ETA recula

Ni hay conflicto de ningún tipo (lo que hay es un reguero de más de 800 crímenes y un sin fin de víctimas del terror), ni existe una ‘comisión de verificación internacional’, ni ETA ha entregado las armas, ni ha disuelto la organización terrorista que preside. Y por lo tanto la pretendida escenificación de la entrega y sellado de una parte pequeña de su arsenal criminal para matar a personas inocentes carece de la menor trascendencia. Y por ello no constituye un paso grande ni pequeño, sino simplemente un intento fallido de ETA para retomar el control de los presos de su banda que, cansados de este largo proceso de rendición etarra, se empiezan a distanciar de la cúpula terrorista, la que por otra parte acabar de perder la organización con la que se mantenía el control y vigilancia de ‘sus presos’. Y de paso un pretendido gesto para intentar provocar en el País Vasco que el PNV se ponga en la estela de CiU a ver si en Euskadi se abre un proceso secesionista parecido al catalán.

Nada nuevo bajo el cielo negro del terrorismo etarra. Si han destruido una parte de sus armas ellos sabrán por qué, pero lo que tienen que hacer es destruir y entregar todo el arsenal, anunciar su disolución y pedir perdón a las víctimas de su terror. Todo lo demás lo único que demuestra es su desconcierto y debilidad ante la firmeza inamovible de los demócratas españoles, que no piensan ni deben hacer la menor concesión a la banda. Ni negociaciones, ni caso a su pretendida ‘comisión verificadora’, ni movimiento de presos, ni salida de las fuerzas de seguridad de sus emplazamientos, ni medidas de gracias para los etarras huidos. O sea, en España, el Gobierno y los partidos democráticos no se mueve nada ni se va a mover.

Los que siguen reculando son los etarras hasta que lleguen a su rendición oficial. Y si dan ahora pasos atrás, por más que sean insuficientes, sólo se debe a que pretenden seguir en el País Vasco, a través de sus terminales políticas y sociales, los pasos que en Cataluña están dando los independentistas catalanes, con la intención de sumarse a semejante intento secesionista -que tampoco progresará-, lo que no pueden hacer ni siquiera en apoyo a las zonas más radicales del independentismo catalán mientras lleven todavía las pistolas en los bolsillos y tengan zulos llenos de bombas y armas pesadas.

Y este y no otro es el motivo del macabro teatrito ofrecido por ETA este viernes. El que sobre todo va dirigido a su entorno social en el País Vasco y a sus presos para que así se mantengan en el regazo de la banda, a la vez que tantean el terreno ante el PNV a ver si con estos gestos este partido decide liderar en Euskadi un proceso similar al que en el territorio catalán está liderando CiU.
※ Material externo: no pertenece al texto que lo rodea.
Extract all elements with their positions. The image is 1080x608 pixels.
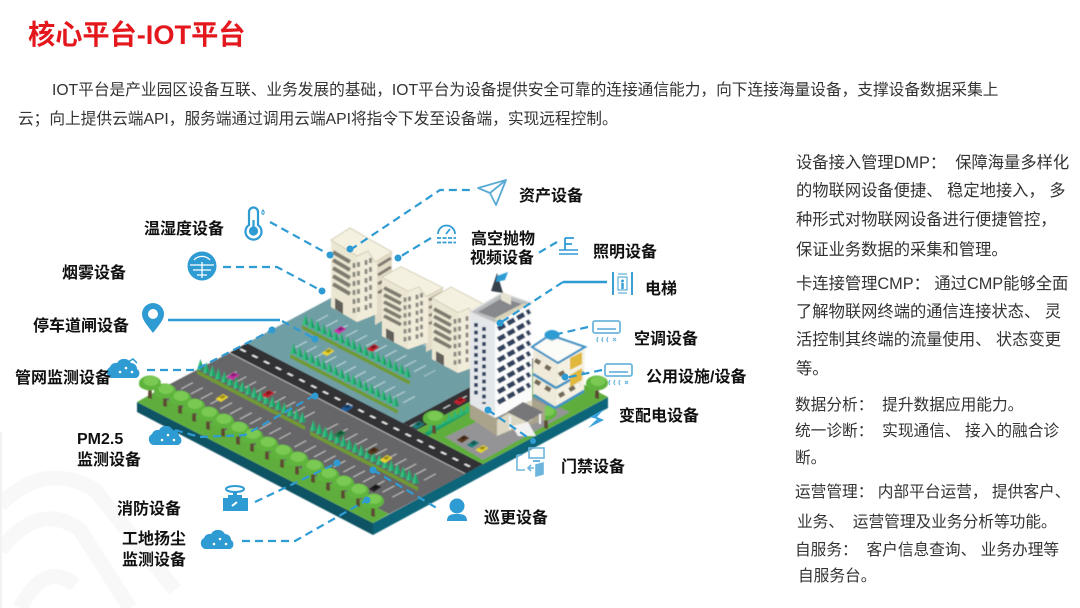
icon: patrol person xyxy=(447,498,467,521)
device labels: 门禁设备 xyxy=(561,457,625,476)
tall tower xyxy=(470,272,545,436)
parking lot gray xyxy=(153,353,465,514)
device labels: 变配电设备 xyxy=(619,406,699,425)
text: data analysis: 数据分析： 提升数据应用能力。 xyxy=(795,397,1023,414)
device labels: 空调设备 xyxy=(634,329,698,348)
trees along verge xyxy=(139,376,608,517)
device labels: 高空抛物 xyxy=(471,229,535,248)
right corner lawn xyxy=(417,363,608,464)
office building 3 xyxy=(432,287,493,376)
icon: location pin xyxy=(142,303,164,333)
icon: air conditioner xyxy=(593,321,620,342)
device labels: 管网监测设备 xyxy=(15,368,111,387)
isometric park platform xyxy=(137,228,608,535)
text: device access management: 种形式对物联网设备进行便捷管控， xyxy=(796,211,1057,229)
text: device access management: 保证业务数据的采集和管理。 xyxy=(796,241,1008,259)
icon: pipe network cloud xyxy=(107,359,139,378)
text: data analysis: 统一诊断： 实现通信、 接入的融合诊 xyxy=(795,423,1059,440)
low-rise building xyxy=(532,330,585,408)
icon: paper plane xyxy=(478,180,506,205)
intro paragraph: IOT平台是产业园区设备互联、业务发展的基础，IOT平台为设备提供安全可靠的连接通信能力，向下连接海量设备，支撑设备数据采集上 xyxy=(52,82,998,99)
text: card connection management: 等。 xyxy=(796,360,829,378)
icon: door access xyxy=(517,448,544,476)
device labels: PM2.5 xyxy=(77,431,123,448)
office building 1 xyxy=(331,228,392,325)
intro paragraph: 云；向上提供云端API，服务端通过调用云端API将指令下发至设备端，实现远程控制。 xyxy=(18,111,618,128)
title: 核心平台-IOT平台 xyxy=(28,19,246,50)
icon: elevator xyxy=(613,272,632,295)
intro paragraph xyxy=(18,81,998,128)
device labels xyxy=(15,186,746,569)
text: operations management: 自服务： 客户信息查询、 业务办理等 xyxy=(795,542,1059,559)
device labels: 电梯 xyxy=(645,280,677,298)
icon: smoke detector xyxy=(188,252,216,280)
icon: dust cloud xyxy=(201,530,233,549)
text: card connection management xyxy=(796,274,1068,378)
text: device access management: 的物联网设备便捷、 稳定地接入， 多 xyxy=(796,182,1066,200)
device labels: 资产设备 xyxy=(519,186,583,205)
device labels: 烟雾设备 xyxy=(62,263,126,282)
text: device access management xyxy=(796,154,1069,259)
icon: lightning xyxy=(588,409,604,428)
device labels: 工地扬尘 xyxy=(122,530,186,548)
device labels: 停车道闸设备 xyxy=(33,316,129,335)
device labels: 消防设备 xyxy=(117,499,181,518)
connector lines xyxy=(147,190,607,541)
icon: fire valve xyxy=(223,486,248,511)
teal upper lot xyxy=(247,276,528,423)
text: data analysis xyxy=(795,396,1059,467)
text: card connection management: 了解物联网终端的通信连接状态、 灵 xyxy=(796,303,1061,321)
text: operations management: 自服务台。 xyxy=(798,568,876,585)
icon: pm2.5 cloud xyxy=(149,426,181,445)
cars xyxy=(216,326,488,492)
side road xyxy=(403,356,542,430)
device labels: 巡更设备 xyxy=(484,508,548,527)
text: operations management: 业务、 运营管理及业务分析等功能。 xyxy=(797,514,1057,531)
text: device access management: 设备接入管理DMP： 保障海量多样化 xyxy=(796,154,1069,172)
office building 2 xyxy=(382,267,443,352)
device labels: 监测设备 xyxy=(77,450,141,469)
icon: thermometer xyxy=(245,208,264,240)
platform sides xyxy=(137,402,373,535)
text: data analysis: 断。 xyxy=(795,450,826,467)
green verge xyxy=(137,393,389,523)
main road xyxy=(229,343,483,474)
text: card connection management: 卡连接管理CMP： 通过CMP能够全面 xyxy=(796,275,1068,293)
markings drawn in platform coordinates xyxy=(177,276,608,502)
device labels: 视频设备 xyxy=(470,248,534,267)
right description column xyxy=(795,154,1070,585)
icon: gauge xyxy=(437,226,456,242)
text: operations management xyxy=(795,483,1070,585)
watermark logo xyxy=(0,432,2,608)
device labels: 照明设备 xyxy=(593,242,657,261)
text: card connection management: 活控制其终端的流量使用、 状态变更 xyxy=(796,331,1061,349)
text: operations management: 运营管理： 内部平台运营， 提供客户、 xyxy=(795,484,1070,501)
device labels: 温湿度设备 xyxy=(144,219,224,238)
icon: public facility xyxy=(605,364,632,385)
device labels: 公用设施/设备 xyxy=(646,367,746,386)
hedges xyxy=(197,314,470,491)
icon: lighting xyxy=(559,238,578,254)
device labels: 监测设备 xyxy=(122,550,186,569)
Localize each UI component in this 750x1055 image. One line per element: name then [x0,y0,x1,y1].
Naturalmente alguien podrá decir que ETA está empezando a entregar las armas y que ello confirma el final de la violencia terrorista y que esos son pasos hacia el final y la disolución de la banda. Pero aunque eso fuera así la noticia no tiene tanta importancia porque ETA sigue armada y siempre podría cambiar de opinión y volver a matar. Y esa es la cruda y la dura realidad que no admite matices, ni lecturas interpretativas y optimistas. Sí ETA ha decidido poner en marcha una rendición por entregas, pues que siga y que cuando concluya su espantosa escenificación que lo comunique y se entreguen ellos y sus armas, y entonces las Fuerzas de Seguridad españolas serán las que deberán hacer su verificación. En esto del terror y la muerte de inocentes no caben juegos de palabras ni ambigüedades calculadas, porque eso sí que sería un gran error.